Le retour de Londres: Grand Rondeau brillant, Op.127
Year of Publication:
pfte; fl 2ob 2cl 2fag 2cor 2vn va vc b
Score: Perfect/ Parts: Unbound
Unlike Beethoven, whose deafness drove him from the concert platform relatively early in his career, Johann Nepomuk Hummel remained one of Europe's most celebrated virtuosi until the early 1830s. His longevity as a performer owed as much to his vigour and resourcefulness as a composer as it did to his formidable technique as a pianist. As his annual leave had been cancelled in 1829 Hummel took six months off in 1830 for an extended trip to Paris and London.
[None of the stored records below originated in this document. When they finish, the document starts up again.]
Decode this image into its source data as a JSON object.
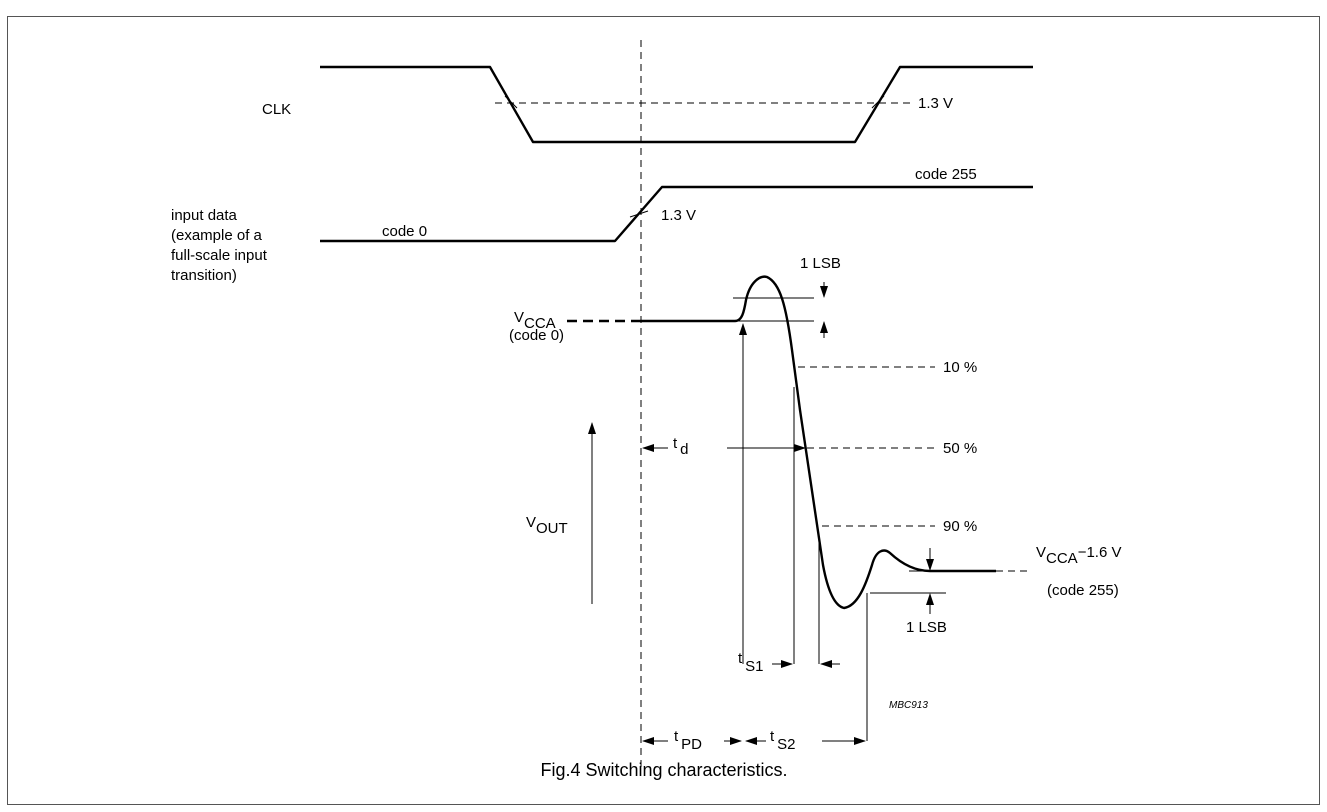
{
  "diagram": {
    "clk_label": "CLK",
    "clk_threshold": "1.3 V",
    "input_label": [
      "input data",
      "(example of a",
      "full-scale input",
      "transition)"
    ],
    "code0_label": "code 0",
    "code255_label": "code 255",
    "input_threshold": "1.3 V",
    "vcca": {
      "main": "V",
      "sub": "CCA"
    },
    "vcca_code": "(code 0)",
    "lsb_top": "1 LSB",
    "lsb_bottom": "1 LSB",
    "pct10": "10 %",
    "pct50": "50 %",
    "pct90": "90 %",
    "vout": {
      "main": "V",
      "sub": "OUT"
    },
    "td": {
      "main": "t",
      "sub": "d"
    },
    "ts1": {
      "main": "t",
      "sub": "S1"
    },
    "ts2": {
      "main": "t",
      "sub": "S2"
    },
    "tpd": {
      "main": "t",
      "sub": "PD"
    },
    "vcca_final": {
      "main": "V",
      "sub": "CCA",
      "suffix": "−1.6 V"
    },
    "vcca_final_code": "(code 255)",
    "figure_code": "MBC913"
  },
  "caption": "Fig.4  Switching characteristics."
}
Although he was at the height of his career it appears as though his star was beginning to wane. In London, however, he triumphed in his first visit there for forty years and on the strength of his success made two further visits. The first of these, in 1831, was virtually ruined by competition from Paganini and in 1833 he functioned largely as director of the German opera season although he did present at least two new works, Le retour de Londres.Grand Rondeau brillant in F, Op.127 and his last piano concerto. The audience showed its approval of the more spectacular passages "with hands, feet and canes as if the lightly built auditorium were celebrating its own destruction". As is customary for Hummel, the Le retour de Londres opens with an extended slow introduction remarkable for both its beauty and expressiveness. The Rondeau that follows reveals Hummel's great mastery of the form. The theme is quirky and full of musical invention; the episodic material, at turns simple and expressive or brilliantly virtuosic. In this medium Hummel was peerless and this late work shows that he had lost none of his old fire.